Additionally, on Juno platform, the FWU FIP must contain a SCP_BL2U image. This image can simply be a copy of the standard SCP_BL2 image if no specific firmware update operations need to be carried on the SCP side.

Finally, the backup FIP image must be created. This can simply be a copy of the standard FIP image, which means that the Firmware Update process will restore the original, uncorrupted FIP image.

EL3 test payload¶

el3_payload.bin is a test image exercising the alternative EL3 payload boot flow in TF-A. Refer to the EL3 test payload README file for more details about its behaviour and how to build and run it.

SPM test images¶

This repository contains 3 Secure Partitions that exercise the Secure Partition Manager (SPM) in TF-A 2. Cactus-MM is designed to test the SPM implementation based on the ARM Management Mode Interface (MM), while Cactus and Ivy can test the SPM implementation based on the SPCI and SPRT draft specifications. Note that it isn’t possible to use both communication mechanisms at once: If Cactus-MM is used Cactus and Ivy can’t be used.
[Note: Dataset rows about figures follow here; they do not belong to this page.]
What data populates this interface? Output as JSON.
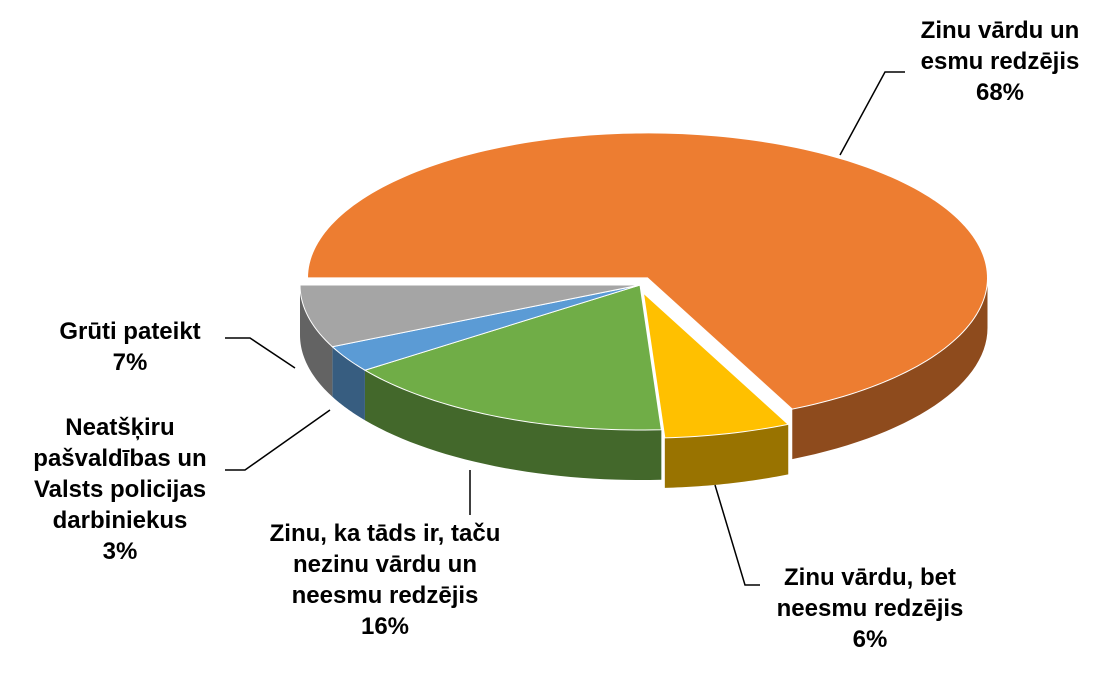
{
  "chart_data": {
    "type": "pie",
    "categories": [
      "Zinu vārdu un esmu redzējis",
      "Zinu vārdu, bet neesmu redzējis",
      "Zinu, ka tāds ir, taču nezinu vārdu un neesmu redzējis",
      "Neatšķiru pašvaldības un Valsts policijas darbiniekus",
      "Grūti pateikt"
    ],
    "values": [
      68,
      6,
      16,
      3,
      7
    ],
    "value_labels": [
      "68%",
      "6%",
      "16%",
      "3%",
      "7%"
    ],
    "colors": [
      "#ED7D31",
      "#FFC000",
      "#70AD47",
      "#5B9BD5",
      "#A5A5A5"
    ]
  }
}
They run in Secure-EL0 and perform the following tasks:

Test that TF-A has correctly setup the secure partition environment: They should be allowed to perform cache maintenance operations, access floating point registers, etc.
Test that TF-A accepts to change data access permissions and instruction permissions on behalf of the Secure Partitions for memory regions the latter owns.
Test communication with SPM through either MM, or both SPCI and SPRT.

They are only supported on AArch64 FVP. They can be built independently of the other test images using the following command:

make PLAT=fvp cactus ivy cactus_mm

In the TF-A boot flow, the partitions replace the BL32 image and should be injected in the FIP image. To test SPM-MM with Cactus-MM, it is enough to use cactus_mm.bin as BL32 image. To test the SPM based on SPCI and SPRT, it is needed to use sp_tool to build a Secure Partition package that can be used as BL32 image.

To run the full set of tests in the Secure Partitions, they should be used in conjunction with the TFTF image.

For SPM-MM, build TF-A following the TF-A SPM User Guide and the following commands can be used to build the tests:

# TF-A-Tests repository:

make PLAT=fvp TESTS=spm-mm tftf cactus_mm

For SPM based on SPCI and SPRT, build TF-A following the TF-A SPM User Guide and the following commands can be used to build the tests:

# TF-A-Tests repository:

make PLAT=fvp TESTS=spm tftf cactus ivy

# TF-A repository:

make sptool

tools/sptool/sptool -o sp_package.bin \
    -i path/to/cactus.bin:path/to/cactus.dtb \
    -i path/to/ivy.bin:path/to/ivy.dtb

Please refer to the TF-A documentation for further details.

1: Therefore, the Trusted Board Boot feature must be enabled in TF-A for the FWU test images to work. Please refer the TF-A documentation for further details.
2: Therefore, the Secure Partition Manager must be enabled in TF-A for any of the test Secure Partitions to work. Please refer to the TF-A documentation for further details.